2- The Canadian Association of Accredited Mortgage Professionals reported that 475,000 Canadians would be challenged if their mortgage rate went above 5.25% and 375,000 were already facing pressure to pay their bills.
- I spoke with a contact at Canada Mortgage and Housing Corporation (CMHC) and Genworth Financial, the mortgage insurance companies that insured hi-ratio mortgages. There was no indication that Mortgage defaults were a problem.
- I have not seen any reports that show our Mortgage defaults are in trouble.
- Canada is near or has the lowest mortgage defaults among the top 20 countries.
- why would you take a 5 year fixed rate at 4.59% (today’s rate) when you could get 1.70% with a variable rate? How long will it take before variable rate reaches 5.25%? 2, 3, 4 years or more or never? Where will our debt load be at that time?
I think the confidence level in Canada is strong… let’s keep it that way… Spend and borrow wisely…

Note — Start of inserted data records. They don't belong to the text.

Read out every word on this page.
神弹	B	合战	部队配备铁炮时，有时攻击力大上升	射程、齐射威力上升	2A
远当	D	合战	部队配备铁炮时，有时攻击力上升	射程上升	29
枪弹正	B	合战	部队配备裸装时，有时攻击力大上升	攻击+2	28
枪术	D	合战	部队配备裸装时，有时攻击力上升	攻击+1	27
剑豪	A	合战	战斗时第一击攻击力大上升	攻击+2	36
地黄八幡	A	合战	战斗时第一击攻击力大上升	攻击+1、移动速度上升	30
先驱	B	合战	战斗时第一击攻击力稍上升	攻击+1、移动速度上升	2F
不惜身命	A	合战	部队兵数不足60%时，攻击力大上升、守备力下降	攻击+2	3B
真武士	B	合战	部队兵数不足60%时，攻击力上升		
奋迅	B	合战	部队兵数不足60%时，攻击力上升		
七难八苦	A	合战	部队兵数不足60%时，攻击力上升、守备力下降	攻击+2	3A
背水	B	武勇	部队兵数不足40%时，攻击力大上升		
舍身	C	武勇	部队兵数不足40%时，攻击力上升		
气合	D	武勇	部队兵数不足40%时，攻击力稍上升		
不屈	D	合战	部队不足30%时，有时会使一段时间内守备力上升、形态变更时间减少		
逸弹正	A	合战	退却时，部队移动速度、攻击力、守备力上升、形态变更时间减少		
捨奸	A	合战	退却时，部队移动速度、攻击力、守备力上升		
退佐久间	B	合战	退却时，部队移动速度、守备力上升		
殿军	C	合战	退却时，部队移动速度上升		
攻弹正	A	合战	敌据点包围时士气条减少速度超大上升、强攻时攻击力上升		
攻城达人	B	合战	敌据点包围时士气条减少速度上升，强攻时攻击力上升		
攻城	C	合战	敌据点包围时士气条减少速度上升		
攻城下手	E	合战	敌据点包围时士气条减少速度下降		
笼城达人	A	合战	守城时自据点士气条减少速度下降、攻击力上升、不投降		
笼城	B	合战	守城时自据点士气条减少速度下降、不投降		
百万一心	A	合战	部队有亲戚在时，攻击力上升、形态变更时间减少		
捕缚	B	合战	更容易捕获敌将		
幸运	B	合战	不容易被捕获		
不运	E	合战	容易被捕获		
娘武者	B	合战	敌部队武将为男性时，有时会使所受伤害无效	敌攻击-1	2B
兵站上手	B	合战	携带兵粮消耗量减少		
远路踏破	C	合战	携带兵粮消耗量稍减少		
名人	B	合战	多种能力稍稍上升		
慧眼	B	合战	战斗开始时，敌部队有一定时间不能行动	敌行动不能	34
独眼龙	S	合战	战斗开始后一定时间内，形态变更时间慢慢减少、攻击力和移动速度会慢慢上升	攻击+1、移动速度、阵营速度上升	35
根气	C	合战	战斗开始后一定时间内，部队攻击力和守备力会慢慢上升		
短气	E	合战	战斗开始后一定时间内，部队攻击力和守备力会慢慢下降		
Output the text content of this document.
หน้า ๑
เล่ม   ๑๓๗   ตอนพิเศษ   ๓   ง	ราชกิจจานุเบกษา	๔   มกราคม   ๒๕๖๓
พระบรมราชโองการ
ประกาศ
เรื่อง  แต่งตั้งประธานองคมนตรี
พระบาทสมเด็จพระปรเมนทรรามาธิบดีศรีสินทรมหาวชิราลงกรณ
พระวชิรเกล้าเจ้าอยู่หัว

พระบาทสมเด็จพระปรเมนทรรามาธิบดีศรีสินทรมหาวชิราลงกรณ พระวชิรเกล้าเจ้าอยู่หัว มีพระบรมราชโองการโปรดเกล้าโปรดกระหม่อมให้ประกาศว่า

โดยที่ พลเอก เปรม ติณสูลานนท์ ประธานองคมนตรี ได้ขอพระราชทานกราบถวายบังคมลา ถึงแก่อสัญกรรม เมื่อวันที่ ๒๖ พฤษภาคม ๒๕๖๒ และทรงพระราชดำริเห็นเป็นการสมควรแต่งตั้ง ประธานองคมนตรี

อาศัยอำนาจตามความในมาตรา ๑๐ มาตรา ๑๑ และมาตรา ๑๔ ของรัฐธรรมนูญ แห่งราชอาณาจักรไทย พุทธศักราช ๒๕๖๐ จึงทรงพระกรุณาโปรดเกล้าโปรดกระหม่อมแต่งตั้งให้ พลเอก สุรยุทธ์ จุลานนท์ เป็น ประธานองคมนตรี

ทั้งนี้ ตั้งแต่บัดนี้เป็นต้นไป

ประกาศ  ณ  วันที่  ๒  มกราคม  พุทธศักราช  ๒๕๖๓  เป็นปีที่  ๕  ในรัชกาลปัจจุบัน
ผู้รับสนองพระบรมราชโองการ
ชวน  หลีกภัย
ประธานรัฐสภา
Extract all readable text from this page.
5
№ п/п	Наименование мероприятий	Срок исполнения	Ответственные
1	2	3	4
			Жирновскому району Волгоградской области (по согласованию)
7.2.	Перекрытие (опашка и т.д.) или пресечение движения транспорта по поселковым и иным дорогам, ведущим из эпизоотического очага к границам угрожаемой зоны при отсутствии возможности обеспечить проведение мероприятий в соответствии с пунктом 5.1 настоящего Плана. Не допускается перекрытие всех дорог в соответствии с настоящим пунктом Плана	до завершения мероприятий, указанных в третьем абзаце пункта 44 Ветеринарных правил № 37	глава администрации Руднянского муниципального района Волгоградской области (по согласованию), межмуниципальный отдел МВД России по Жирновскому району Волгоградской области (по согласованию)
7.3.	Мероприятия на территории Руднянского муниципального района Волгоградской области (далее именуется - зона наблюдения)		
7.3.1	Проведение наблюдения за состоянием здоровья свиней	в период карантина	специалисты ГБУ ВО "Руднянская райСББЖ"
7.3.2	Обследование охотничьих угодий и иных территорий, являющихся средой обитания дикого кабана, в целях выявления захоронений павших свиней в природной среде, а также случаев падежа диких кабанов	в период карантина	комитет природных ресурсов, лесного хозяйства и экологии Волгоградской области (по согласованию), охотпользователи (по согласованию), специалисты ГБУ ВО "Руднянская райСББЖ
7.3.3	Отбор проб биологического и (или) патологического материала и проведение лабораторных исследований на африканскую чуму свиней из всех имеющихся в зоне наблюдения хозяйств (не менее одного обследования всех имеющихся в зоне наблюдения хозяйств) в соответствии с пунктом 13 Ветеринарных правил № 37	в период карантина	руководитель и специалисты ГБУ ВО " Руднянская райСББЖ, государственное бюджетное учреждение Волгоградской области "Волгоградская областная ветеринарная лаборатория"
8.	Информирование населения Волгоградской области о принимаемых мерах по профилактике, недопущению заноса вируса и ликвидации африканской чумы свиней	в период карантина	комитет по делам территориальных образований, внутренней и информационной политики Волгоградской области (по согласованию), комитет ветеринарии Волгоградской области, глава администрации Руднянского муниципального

The Toronto Real Estate Board reported that sale prices are up 13%….The average sale price was $437,600 in April 2010 compared with $385,641 in April 2009. Resales jumped 34% from last year April… and new listings jumped by 59%… Source National Post.
These figures could be viewed many different ways…. if listings are up, will the supply outpace the demand? Or are homeowners just doing some profit taking? Good topic for discussion…. We need to add in affordability to this mix… We’ll cover this further in the coming months.